Google Docs (desktop): A circular Help me write button with an icon. Tap to display a full-width text box in which you can enter your prompt.
Beside the symbol, more interestingly, a bluish purple hue is used throughout. In the Google Docs example, it’s a button background and an expanded text box. When the text is generated, it will first appear in that color before turning to black. Similarly, the blue “Create” button will change to “Create…” with a flashing background when in action. This was also true for Gmail for Android.
“The New Era of AI and Google Workspace” has more examples of this, but the user interface shown here is probably not as complete as he’s Gmail or Docs. The text loading effect is a bit whimsical and an interesting tint while hiding that the generative AI takes literally a second to work.
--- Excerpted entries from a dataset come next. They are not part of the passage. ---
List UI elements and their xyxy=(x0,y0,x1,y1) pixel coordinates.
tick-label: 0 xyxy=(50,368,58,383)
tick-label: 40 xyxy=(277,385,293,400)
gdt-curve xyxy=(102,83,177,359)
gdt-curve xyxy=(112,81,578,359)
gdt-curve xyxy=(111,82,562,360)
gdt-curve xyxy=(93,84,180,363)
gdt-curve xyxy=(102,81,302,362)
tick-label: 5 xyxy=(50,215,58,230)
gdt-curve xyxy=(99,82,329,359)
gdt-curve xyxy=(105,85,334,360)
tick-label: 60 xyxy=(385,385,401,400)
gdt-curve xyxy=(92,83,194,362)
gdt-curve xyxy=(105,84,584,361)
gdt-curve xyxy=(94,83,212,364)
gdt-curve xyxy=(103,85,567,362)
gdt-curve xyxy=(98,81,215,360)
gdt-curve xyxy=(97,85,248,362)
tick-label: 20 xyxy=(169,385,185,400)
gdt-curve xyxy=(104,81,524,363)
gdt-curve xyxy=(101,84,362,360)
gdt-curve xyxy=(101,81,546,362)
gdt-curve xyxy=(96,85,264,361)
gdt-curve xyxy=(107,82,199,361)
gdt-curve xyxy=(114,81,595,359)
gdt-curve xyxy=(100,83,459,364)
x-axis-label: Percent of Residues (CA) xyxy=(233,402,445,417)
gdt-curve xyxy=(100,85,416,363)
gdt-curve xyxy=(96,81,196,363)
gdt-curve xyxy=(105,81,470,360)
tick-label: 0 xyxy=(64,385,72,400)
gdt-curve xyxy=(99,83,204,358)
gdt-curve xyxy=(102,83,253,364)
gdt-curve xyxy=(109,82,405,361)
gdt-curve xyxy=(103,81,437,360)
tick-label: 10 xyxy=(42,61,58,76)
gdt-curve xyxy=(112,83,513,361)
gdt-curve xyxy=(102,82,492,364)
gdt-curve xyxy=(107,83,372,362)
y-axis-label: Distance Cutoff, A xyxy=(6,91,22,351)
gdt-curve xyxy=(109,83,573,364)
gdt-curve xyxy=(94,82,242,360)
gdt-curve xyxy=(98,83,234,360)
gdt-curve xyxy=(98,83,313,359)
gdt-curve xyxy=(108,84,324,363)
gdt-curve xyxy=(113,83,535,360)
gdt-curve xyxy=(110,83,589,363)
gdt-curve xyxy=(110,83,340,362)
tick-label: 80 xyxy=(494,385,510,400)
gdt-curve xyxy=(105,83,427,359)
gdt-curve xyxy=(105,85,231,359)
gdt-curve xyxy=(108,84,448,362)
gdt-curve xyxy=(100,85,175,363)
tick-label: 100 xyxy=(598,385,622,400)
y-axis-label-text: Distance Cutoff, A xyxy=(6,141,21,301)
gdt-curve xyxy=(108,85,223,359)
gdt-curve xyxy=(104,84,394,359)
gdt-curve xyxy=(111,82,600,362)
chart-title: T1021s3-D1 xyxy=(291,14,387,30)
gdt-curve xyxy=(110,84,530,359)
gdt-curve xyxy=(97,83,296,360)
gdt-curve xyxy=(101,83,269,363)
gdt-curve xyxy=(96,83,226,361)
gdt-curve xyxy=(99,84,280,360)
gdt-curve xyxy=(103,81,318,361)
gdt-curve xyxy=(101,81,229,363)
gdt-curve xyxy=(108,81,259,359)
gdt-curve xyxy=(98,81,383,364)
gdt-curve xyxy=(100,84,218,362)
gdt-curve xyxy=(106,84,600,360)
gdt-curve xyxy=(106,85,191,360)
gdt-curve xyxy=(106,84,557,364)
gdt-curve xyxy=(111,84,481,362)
I have previously argued that “Google Assistant” should be the company’s trademark for AI features that users manually invoke. At the initial launch, Google will simply associate generative AI capabilities directly with each product, rather than offering to add individual his AI products/services to his Gmail, Docs, etc. Microsoft is going in the opposite direction. After being rebranded as “Microsoft 365” last year, the Office suite adds “Copilot” (the company’s brand previously used in conjunction with his GitHub) to Word, Powerpoint, Excel, Outlook, and Teams. . It’s like putting an “AI” sticker on a figurative software box.
Until now, Google has avoided this flashy approach with its Workspace product. Features like Smart Reply and Compose are independent, even if they exist in Gmail, Docs, and Chat. It’s fitting that Google explicitly names products after their main features rather than imagining brands.
It remains to be seen which strategy will prevail (i.e. attract more users) for generative AI in productivity apps. Microsoft wants to promote and revitalize the (already widely used) tool. By its very nature, naming something means knowing what people should call it and giving it credit. Or blame the user. Google, on the other hand, has taken a timeless approach, viewing the addition of Gen AI tools as a useful continuation of the product’s iterations. In this sense, generative AI, once common and ubiquitous, has the potential to be an evolution rather than a revolution in the long history of computing.